▽
『紅覇、何食べてるの?』
「ん?キャラメルだよ〜。」
言いながら、僕はキャラメルの入った箱をなまえに掲げてみせる。
『へぇ〜。おいしそう。』
「なまえも食べる〜?」
『え…いいの?』
「もちろん。」
僕がにっこりと笑えば、なまえも嬉しそうに笑う。
「はい、どうぞ。」
『ありがとう。』
なまえは僕から受け取ったキャラメルを口に含むと、"ん〜っ"と声をあげる。
『甘くておいしいっ!』
「でしょ?」
『うんっ!』
幸せそうな表情を浮かべるなまえに、僕も嬉しくなる。
「ね、なまえ」
『なに?』
「これ、僕に食べさせてくれる?」
『え…!』
途端に真っ赤になるなまえ。
照れているところも愛らしい。
「ね、いいでしょ?」
甘くおねだりすると、なまえは恥ずかしげにこくりとうなずく。
そこで、彼女にキャラメルを渡そうとした瞬間――
"ちゅ"
唇が重なった。
それに驚いている暇もなく、上唇をペロリと舐められ、口を開くと、口内に入ってくるキャラメルと熱い舌。
それを受けとると、唇が離された。
顔を離した彼女の表情は相変わらず真っ赤であったが、呆然としている僕に首をかしげる。
『あれ…?紅覇、どうしたの?』
「いや…てっきり、"あ〜ん"ってしてくれるんだと思ってたから。
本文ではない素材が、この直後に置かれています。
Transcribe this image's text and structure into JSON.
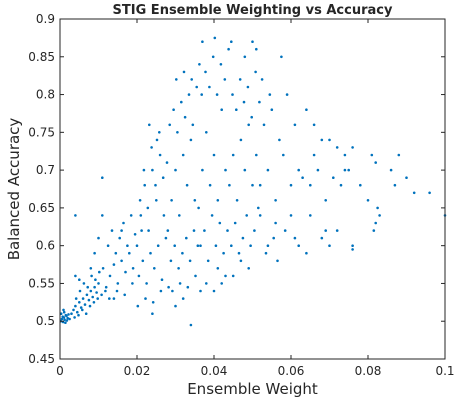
{
  "chart_data": {
    "type": "scatter",
    "title": "STIG Ensemble Weighting vs Accuracy",
    "xlabel": "Ensemble Weight",
    "ylabel": "Balanced Accuracy",
    "xlim": [
      0,
      0.1
    ],
    "ylim": [
      0.45,
      0.9
    ],
    "xticks": [
      "0",
      "0.02",
      "0.04",
      "0.06",
      "0.08",
      "0.1"
    ],
    "yticks": [
      "0.45",
      "0.5",
      "0.55",
      "0.6",
      "0.65",
      "0.7",
      "0.75",
      "0.8",
      "0.85",
      "0.9"
    ],
    "grid": false,
    "box": true,
    "marker_color": "#0072BD",
    "series": [
      {
        "points": [
          [
            0.0002,
            0.5
          ],
          [
            0.0005,
            0.503
          ],
          [
            0.0008,
            0.499
          ],
          [
            0.001,
            0.505
          ],
          [
            0.0012,
            0.502
          ],
          [
            0.0015,
            0.508
          ],
          [
            0.0018,
            0.501
          ],
          [
            0.002,
            0.504
          ],
          [
            0.0003,
            0.51
          ],
          [
            0.0007,
            0.506
          ],
          [
            0.0011,
            0.512
          ],
          [
            0.0014,
            0.498
          ],
          [
            0.0017,
            0.507
          ],
          [
            0.0022,
            0.509
          ],
          [
            0.0025,
            0.503
          ],
          [
            0.0009,
            0.515
          ],
          [
            0.003,
            0.51
          ],
          [
            0.0035,
            0.515
          ],
          [
            0.004,
            0.52
          ],
          [
            0.0045,
            0.512
          ],
          [
            0.005,
            0.525
          ],
          [
            0.0055,
            0.518
          ],
          [
            0.006,
            0.53
          ],
          [
            0.0065,
            0.522
          ],
          [
            0.007,
            0.535
          ],
          [
            0.0075,
            0.528
          ],
          [
            0.008,
            0.54
          ],
          [
            0.0085,
            0.532
          ],
          [
            0.009,
            0.545
          ],
          [
            0.0095,
            0.538
          ],
          [
            0.01,
            0.55
          ],
          [
            0.0038,
            0.505
          ],
          [
            0.0048,
            0.508
          ],
          [
            0.0058,
            0.515
          ],
          [
            0.0068,
            0.51
          ],
          [
            0.0078,
            0.52
          ],
          [
            0.0088,
            0.525
          ],
          [
            0.0098,
            0.53
          ],
          [
            0.0108,
            0.535
          ],
          [
            0.0118,
            0.54
          ],
          [
            0.0042,
            0.53
          ],
          [
            0.0052,
            0.54
          ],
          [
            0.0062,
            0.55
          ],
          [
            0.0072,
            0.545
          ],
          [
            0.0082,
            0.56
          ],
          [
            0.0092,
            0.555
          ],
          [
            0.0102,
            0.565
          ],
          [
            0.0112,
            0.57
          ],
          [
            0.012,
            0.545
          ],
          [
            0.013,
            0.56
          ],
          [
            0.014,
            0.575
          ],
          [
            0.015,
            0.55
          ],
          [
            0.016,
            0.58
          ],
          [
            0.017,
            0.565
          ],
          [
            0.018,
            0.59
          ],
          [
            0.019,
            0.57
          ],
          [
            0.0125,
            0.6
          ],
          [
            0.0135,
            0.62
          ],
          [
            0.0145,
            0.59
          ],
          [
            0.0155,
            0.61
          ],
          [
            0.0165,
            0.63
          ],
          [
            0.0175,
            0.6
          ],
          [
            0.0185,
            0.64
          ],
          [
            0.0195,
            0.615
          ],
          [
            0.0128,
            0.53
          ],
          [
            0.0148,
            0.54
          ],
          [
            0.0168,
            0.535
          ],
          [
            0.0188,
            0.55
          ],
          [
            0.011,
            0.69
          ],
          [
            0.004,
            0.64
          ],
          [
            0.011,
            0.64
          ],
          [
            0.01,
            0.61
          ],
          [
            0.02,
            0.6
          ],
          [
            0.021,
            0.64
          ],
          [
            0.022,
            0.68
          ],
          [
            0.023,
            0.62
          ],
          [
            0.024,
            0.7
          ],
          [
            0.025,
            0.66
          ],
          [
            0.026,
            0.72
          ],
          [
            0.027,
            0.64
          ],
          [
            0.0205,
            0.56
          ],
          [
            0.0215,
            0.58
          ],
          [
            0.0225,
            0.55
          ],
          [
            0.0235,
            0.59
          ],
          [
            0.0245,
            0.57
          ],
          [
            0.0255,
            0.6
          ],
          [
            0.0265,
            0.555
          ],
          [
            0.0275,
            0.61
          ],
          [
            0.0208,
            0.66
          ],
          [
            0.0218,
            0.7
          ],
          [
            0.0228,
            0.65
          ],
          [
            0.0238,
            0.73
          ],
          [
            0.0248,
            0.68
          ],
          [
            0.0258,
            0.75
          ],
          [
            0.0268,
            0.69
          ],
          [
            0.0278,
            0.71
          ],
          [
            0.0202,
            0.52
          ],
          [
            0.0222,
            0.53
          ],
          [
            0.0242,
            0.525
          ],
          [
            0.0262,
            0.54
          ],
          [
            0.0282,
            0.545
          ],
          [
            0.0232,
            0.76
          ],
          [
            0.0252,
            0.74
          ],
          [
            0.0212,
            0.62
          ],
          [
            0.028,
            0.62
          ],
          [
            0.029,
            0.66
          ],
          [
            0.03,
            0.7
          ],
          [
            0.031,
            0.64
          ],
          [
            0.032,
            0.72
          ],
          [
            0.033,
            0.68
          ],
          [
            0.034,
            0.74
          ],
          [
            0.035,
            0.66
          ],
          [
            0.0285,
            0.76
          ],
          [
            0.0295,
            0.78
          ],
          [
            0.0305,
            0.75
          ],
          [
            0.0315,
            0.79
          ],
          [
            0.0325,
            0.77
          ],
          [
            0.0335,
            0.8
          ],
          [
            0.0345,
            0.76
          ],
          [
            0.0355,
            0.81
          ],
          [
            0.0288,
            0.58
          ],
          [
            0.0298,
            0.6
          ],
          [
            0.0308,
            0.57
          ],
          [
            0.0318,
            0.59
          ],
          [
            0.0328,
            0.61
          ],
          [
            0.0338,
            0.58
          ],
          [
            0.0348,
            0.62
          ],
          [
            0.0358,
            0.6
          ],
          [
            0.0292,
            0.54
          ],
          [
            0.0312,
            0.55
          ],
          [
            0.0332,
            0.545
          ],
          [
            0.0352,
            0.56
          ],
          [
            0.0302,
            0.82
          ],
          [
            0.0322,
            0.83
          ],
          [
            0.0342,
            0.82
          ],
          [
            0.0362,
            0.84
          ],
          [
            0.036,
            0.65
          ],
          [
            0.037,
            0.7
          ],
          [
            0.038,
            0.75
          ],
          [
            0.039,
            0.68
          ],
          [
            0.04,
            0.72
          ],
          [
            0.041,
            0.66
          ],
          [
            0.042,
            0.78
          ],
          [
            0.043,
            0.7
          ],
          [
            0.0365,
            0.6
          ],
          [
            0.0375,
            0.62
          ],
          [
            0.0385,
            0.58
          ],
          [
            0.0395,
            0.64
          ],
          [
            0.0405,
            0.6
          ],
          [
            0.0415,
            0.63
          ],
          [
            0.0425,
            0.59
          ],
          [
            0.0435,
            0.62
          ],
          [
            0.0368,
            0.8
          ],
          [
            0.0378,
            0.83
          ],
          [
            0.0388,
            0.81
          ],
          [
            0.0398,
            0.85
          ],
          [
            0.0408,
            0.8
          ],
          [
            0.0418,
            0.84
          ],
          [
            0.0428,
            0.82
          ],
          [
            0.0438,
            0.86
          ],
          [
            0.037,
            0.87
          ],
          [
            0.0402,
            0.875
          ],
          [
            0.0445,
            0.87
          ],
          [
            0.05,
            0.87
          ],
          [
            0.051,
            0.86
          ],
          [
            0.048,
            0.85
          ],
          [
            0.0365,
            0.54
          ],
          [
            0.038,
            0.55
          ],
          [
            0.044,
            0.68
          ],
          [
            0.045,
            0.72
          ],
          [
            0.046,
            0.66
          ],
          [
            0.047,
            0.74
          ],
          [
            0.048,
            0.7
          ],
          [
            0.049,
            0.76
          ],
          [
            0.05,
            0.68
          ],
          [
            0.051,
            0.72
          ],
          [
            0.0445,
            0.6
          ],
          [
            0.0455,
            0.63
          ],
          [
            0.0465,
            0.59
          ],
          [
            0.0475,
            0.61
          ],
          [
            0.0485,
            0.64
          ],
          [
            0.0495,
            0.6
          ],
          [
            0.0505,
            0.62
          ],
          [
            0.0515,
            0.65
          ],
          [
            0.0448,
            0.8
          ],
          [
            0.0458,
            0.78
          ],
          [
            0.0468,
            0.82
          ],
          [
            0.0478,
            0.79
          ],
          [
            0.0488,
            0.81
          ],
          [
            0.0498,
            0.77
          ],
          [
            0.0508,
            0.83
          ],
          [
            0.0518,
            0.79
          ],
          [
            0.052,
            0.68
          ],
          [
            0.054,
            0.7
          ],
          [
            0.056,
            0.66
          ],
          [
            0.058,
            0.72
          ],
          [
            0.06,
            0.68
          ],
          [
            0.052,
            0.64
          ],
          [
            0.054,
            0.6
          ],
          [
            0.056,
            0.63
          ],
          [
            0.053,
            0.76
          ],
          [
            0.055,
            0.78
          ],
          [
            0.057,
            0.74
          ],
          [
            0.059,
            0.8
          ],
          [
            0.061,
            0.76
          ],
          [
            0.0525,
            0.82
          ],
          [
            0.0545,
            0.8
          ],
          [
            0.0575,
            0.85
          ],
          [
            0.0535,
            0.59
          ],
          [
            0.0555,
            0.61
          ],
          [
            0.0565,
            0.58
          ],
          [
            0.0585,
            0.62
          ],
          [
            0.062,
            0.7
          ],
          [
            0.06,
            0.64
          ],
          [
            0.061,
            0.61
          ],
          [
            0.063,
            0.69
          ],
          [
            0.065,
            0.68
          ],
          [
            0.067,
            0.7
          ],
          [
            0.069,
            0.66
          ],
          [
            0.071,
            0.69
          ],
          [
            0.073,
            0.68
          ],
          [
            0.075,
            0.7
          ],
          [
            0.066,
            0.72
          ],
          [
            0.068,
            0.74
          ],
          [
            0.064,
            0.78
          ],
          [
            0.066,
            0.76
          ],
          [
            0.07,
            0.74
          ],
          [
            0.072,
            0.73
          ],
          [
            0.074,
            0.72
          ],
          [
            0.076,
            0.73
          ],
          [
            0.065,
            0.64
          ],
          [
            0.069,
            0.62
          ],
          [
            0.062,
            0.6
          ],
          [
            0.064,
            0.59
          ],
          [
            0.068,
            0.61
          ],
          [
            0.07,
            0.6
          ],
          [
            0.072,
            0.62
          ],
          [
            0.076,
            0.6
          ],
          [
            0.078,
            0.68
          ],
          [
            0.08,
            0.66
          ],
          [
            0.081,
            0.72
          ],
          [
            0.082,
            0.71
          ],
          [
            0.0815,
            0.62
          ],
          [
            0.0825,
            0.65
          ],
          [
            0.083,
            0.64
          ],
          [
            0.082,
            0.63
          ],
          [
            0.086,
            0.7
          ],
          [
            0.088,
            0.72
          ],
          [
            0.087,
            0.68
          ],
          [
            0.09,
            0.69
          ],
          [
            0.092,
            0.67
          ],
          [
            0.096,
            0.67
          ],
          [
            0.1,
            0.64
          ],
          [
            0.076,
            0.595
          ],
          [
            0.074,
            0.7
          ],
          [
            0.034,
            0.495
          ],
          [
            0.005,
            0.555
          ],
          [
            0.004,
            0.56
          ],
          [
            0.008,
            0.57
          ],
          [
            0.009,
            0.59
          ],
          [
            0.014,
            0.53
          ],
          [
            0.016,
            0.62
          ],
          [
            0.024,
            0.51
          ],
          [
            0.03,
            0.52
          ],
          [
            0.032,
            0.53
          ],
          [
            0.04,
            0.54
          ],
          [
            0.042,
            0.55
          ],
          [
            0.043,
            0.56
          ],
          [
            0.041,
            0.57
          ],
          [
            0.045,
            0.56
          ],
          [
            0.047,
            0.58
          ],
          [
            0.049,
            0.57
          ]
        ]
      }
    ]
  }
}
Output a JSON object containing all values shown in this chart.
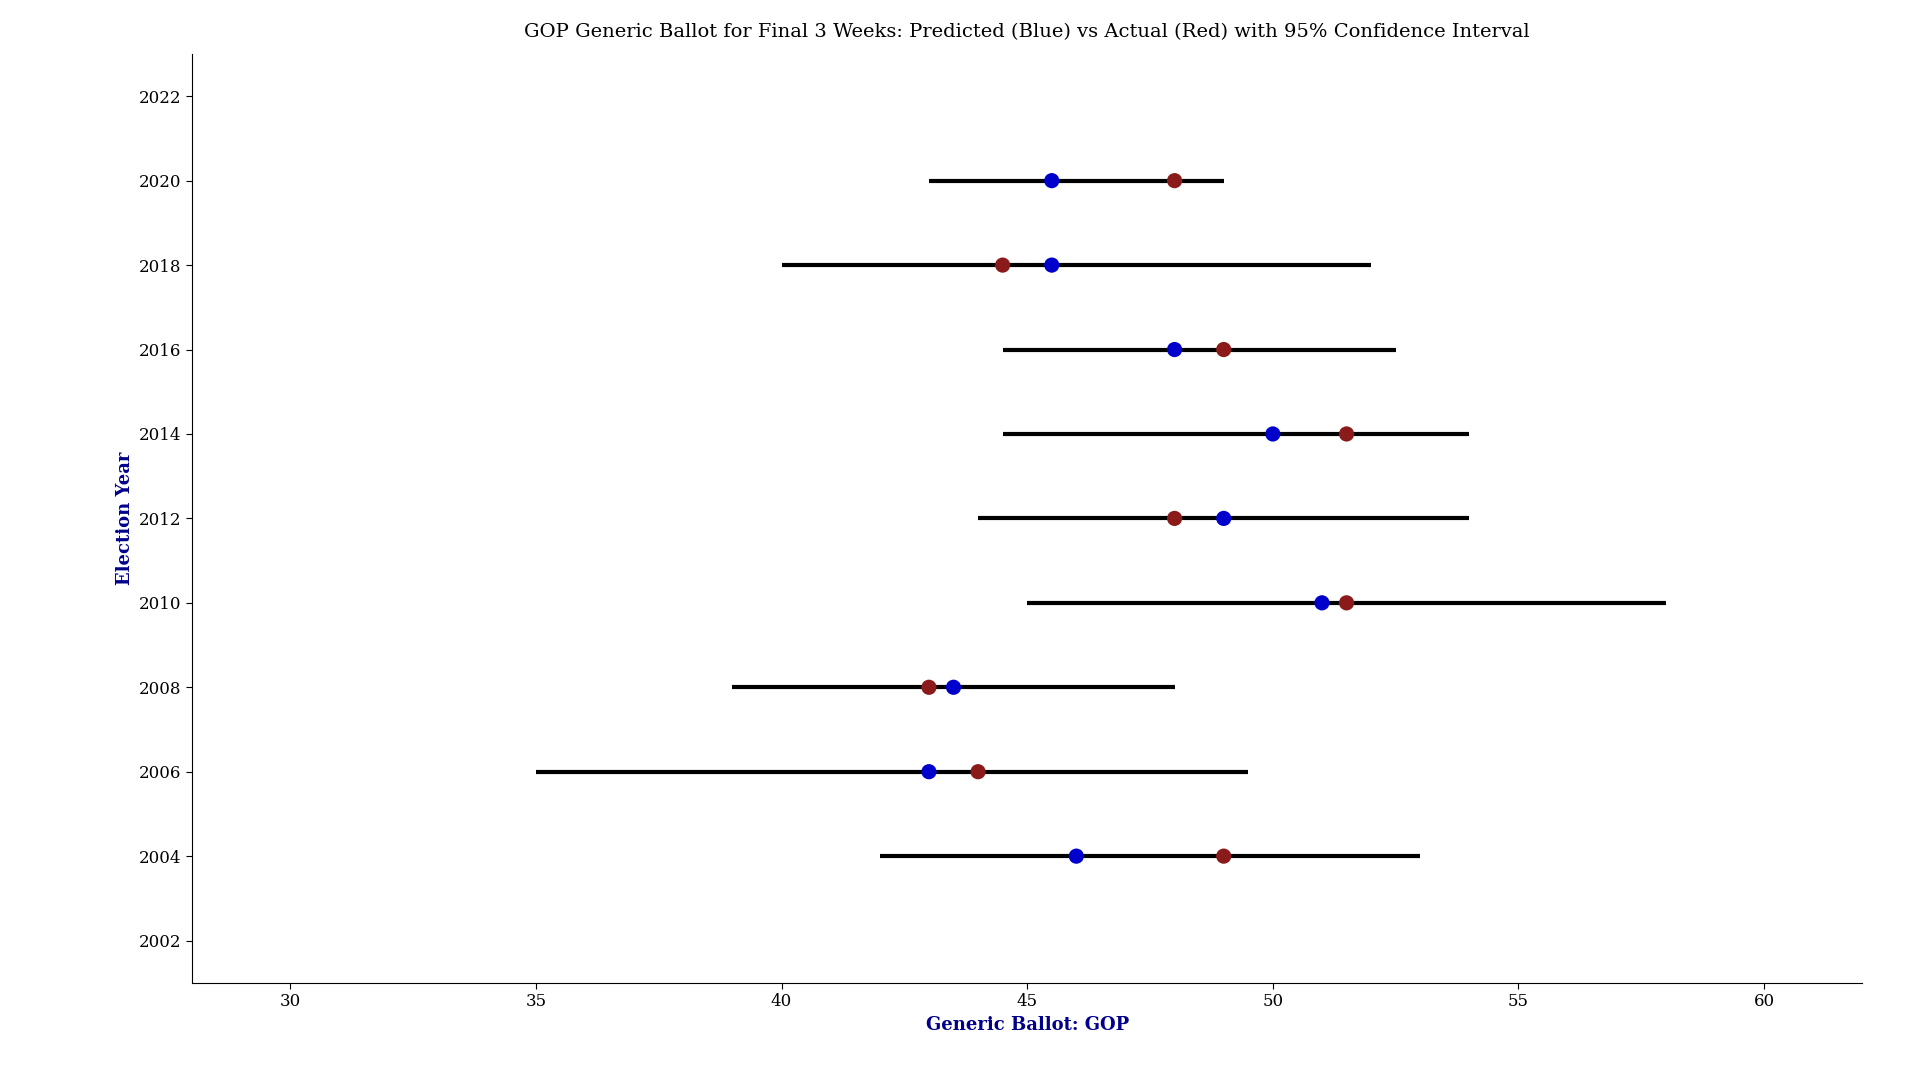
{
  "title": "GOP Generic Ballot for Final 3 Weeks: Predicted (Blue) vs Actual (Red) with 95% Confidence Interval",
  "xlabel": "Generic Ballot: GOP",
  "ylabel": "Election Year",
  "years": [
    2022,
    2020,
    2018,
    2016,
    2014,
    2012,
    2010,
    2008,
    2006,
    2004,
    2002
  ],
  "data": {
    "2020": {
      "ci_low": 43.0,
      "ci_high": 49.0,
      "predicted": 45.5,
      "actual": 48.0
    },
    "2018": {
      "ci_low": 40.0,
      "ci_high": 52.0,
      "predicted": 45.5,
      "actual": 44.5
    },
    "2016": {
      "ci_low": 44.5,
      "ci_high": 52.5,
      "predicted": 48.0,
      "actual": 49.0
    },
    "2014": {
      "ci_low": 44.5,
      "ci_high": 54.0,
      "predicted": 50.0,
      "actual": 51.5
    },
    "2012": {
      "ci_low": 44.0,
      "ci_high": 54.0,
      "predicted": 49.0,
      "actual": 48.0
    },
    "2010": {
      "ci_low": 45.0,
      "ci_high": 58.0,
      "predicted": 51.0,
      "actual": 51.5
    },
    "2008": {
      "ci_low": 39.0,
      "ci_high": 48.0,
      "predicted": 43.5,
      "actual": 43.0
    },
    "2006": {
      "ci_low": 35.0,
      "ci_high": 49.5,
      "predicted": 43.0,
      "actual": 44.0
    },
    "2004": {
      "ci_low": 42.0,
      "ci_high": 53.0,
      "predicted": 46.0,
      "actual": 49.0
    }
  },
  "xlim": [
    28,
    62
  ],
  "ylim": [
    2001,
    2023
  ],
  "xticks": [
    30,
    35,
    40,
    45,
    50,
    55,
    60
  ],
  "predicted_color": "#0000CD",
  "actual_color": "#8B1A1A",
  "ci_color": "#000000",
  "marker_size": 120,
  "line_width": 3.0,
  "title_fontsize": 14,
  "label_fontsize": 13,
  "tick_fontsize": 12,
  "axis_label_color": "#00008B",
  "tick_label_color": "#000000",
  "bg_color": "#FFFFFF"
}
」
『え!?』
自身の勘違いに、より一層頬を真っ赤にするなまえに僕はニヤリと口角を上げる。
「いや〜びっくりしたよ〜?なまえにしては大胆な行動取るからさぁ〜。」
『ご、ごめんなさいっ…!』
そう言って恥ずかしさからか逃げようとするなまえの腕を掴む。
「ちょっと〜逃げないでよ〜。僕は怒ってるわけじゃないんだから。むしろ、嬉しかったんだよ〜?だからさ…」
そこまで言ってから、僕はうつ向いている彼女の耳元に唇を寄せる。
「今度は僕からしてあげる。」
『え……』
驚いて顔をあげた彼女の唇に、僕は自身のそれを重ねた。
そのまま彼女と同じように上唇をペロリと舐めると、うっすらと開かれる。
『んんっ……!』
その隙を逃さず、キャラメルを口内に入れ、それをお互いの舌で溶かしていく。
『んっ……ふっ…ぁ…』
キャラメルが溶けてからも、甘い感覚が心地よくて、舌を吸い上げたり、絡めたりを執拗に繰り返すキスを続ける。
『んんっ…こう…はっ…』
すると、なまえが僕の名前を呼びながら、弱々しく胸を押し返してきた。
そこで渋々唇を離すと、力の抜けたなまえが僕の胸に倒れ込んでくる。
そんな彼女を抱き止めながら、優しく髪を撫でる。
「ふふっ、力抜けちゃうほど気持ちよかったの?」
『なっ……!』
「でもまぁ確かにいつもより甘かったしねぇ〜。おいしかったよ、なまえ。」
"ごちそうさま"と言って、今度は触れるだけのキスを送ると、彼女は恥ずかしそうに視線をそらす。
そんな彼女を見て、たまにはキャラメル味のキスもいいなぁなんて思った。